Allow me to end on an entirely lighter note. Murray Pittock is currently the fourth occupant of the Bradley Chair of English literature in Glasgow University. On the cover of his book, Clifford Siskin, the third occupant of the Bradley Chair, writes admiringly of its contents. The second occupant of the Bradley Chair was your reviewer. Three Bradley professors as it were on the same page!

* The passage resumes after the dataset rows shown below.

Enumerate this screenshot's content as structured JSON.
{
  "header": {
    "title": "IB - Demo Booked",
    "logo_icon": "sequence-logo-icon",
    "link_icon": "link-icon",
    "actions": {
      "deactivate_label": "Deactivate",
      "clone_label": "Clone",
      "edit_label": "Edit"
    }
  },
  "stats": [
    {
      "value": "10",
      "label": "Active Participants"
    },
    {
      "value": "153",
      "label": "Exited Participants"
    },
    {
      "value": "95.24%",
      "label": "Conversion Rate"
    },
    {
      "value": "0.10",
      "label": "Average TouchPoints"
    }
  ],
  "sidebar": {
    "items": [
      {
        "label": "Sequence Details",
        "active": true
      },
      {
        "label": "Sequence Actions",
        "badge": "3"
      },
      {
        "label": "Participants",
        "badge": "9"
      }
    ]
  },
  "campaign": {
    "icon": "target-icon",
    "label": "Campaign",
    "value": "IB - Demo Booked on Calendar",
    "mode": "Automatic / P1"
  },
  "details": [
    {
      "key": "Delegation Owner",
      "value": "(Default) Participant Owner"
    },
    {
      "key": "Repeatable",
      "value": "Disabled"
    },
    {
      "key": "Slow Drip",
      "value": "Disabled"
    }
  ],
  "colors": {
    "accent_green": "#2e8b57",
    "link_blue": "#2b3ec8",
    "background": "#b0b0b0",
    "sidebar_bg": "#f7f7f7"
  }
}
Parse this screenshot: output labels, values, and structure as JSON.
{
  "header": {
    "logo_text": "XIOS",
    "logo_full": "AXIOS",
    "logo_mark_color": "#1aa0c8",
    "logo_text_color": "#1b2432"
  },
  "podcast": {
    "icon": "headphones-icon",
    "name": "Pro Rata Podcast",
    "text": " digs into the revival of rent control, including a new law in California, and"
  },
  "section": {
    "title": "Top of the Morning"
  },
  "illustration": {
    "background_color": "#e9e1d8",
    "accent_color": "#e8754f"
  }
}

Two centuries separate Enlightenment in a Smart City from Edinburgh in the 1950s . The gulf between the books in terms of their nature is equally large. Edinburgh in the 1950s is an enjoyably lightweight and unpretentious work. Its three authors describe themselves as having an obsessive interest in all things ‘old Edinburgh’. What they have produced is a short book, packed with wonderful illustrations of 1950’s Edinburgh, written in an unashamedly nostalgic and sentimental style.
Theirs is Edinburgh’s Princes Street of Binns, Forsyths, Jenners and the Woolworths that finally closed in 1984. Of the much-regretted trams that, unlike the buses that replaced them, could get up the Mound in wintry weather. Of £8 flights from Turnhouse to London. Of Crabbies green ginger wine and Rose’s lime juice in Leith. Of a time when Hearts and Hibs were the Scottish League’s top teams – even I remember that wonderful Hibs ‘Famous Five’ front line of Smith, Johnstone, Reilly, Turnbull and Ormond. Of a great deal more about that older Edinburgh demolished to make way for the boring present.
One historical note did strike me. Though living in Edinburgh for some of the 1950s, I had completely forgotten the events surrounding the erection of an E11R post-box in November 1952 on the newly built Inch housing estate. The newly crowned Queen Elizabeth was, of course, not the Second in Scotland. The box was regularly defaced, and finally blown up in February 1953. Its replacement bore no E11R. How many of us in 1952 imagined that a time would come when the SNP would become the devolved government of Scotland?
I’ve no doubt that this little book will find its audience particularly among those of us who remember Edinburgh in the 1950s – but for all the rest the pictures alone are worth every penny.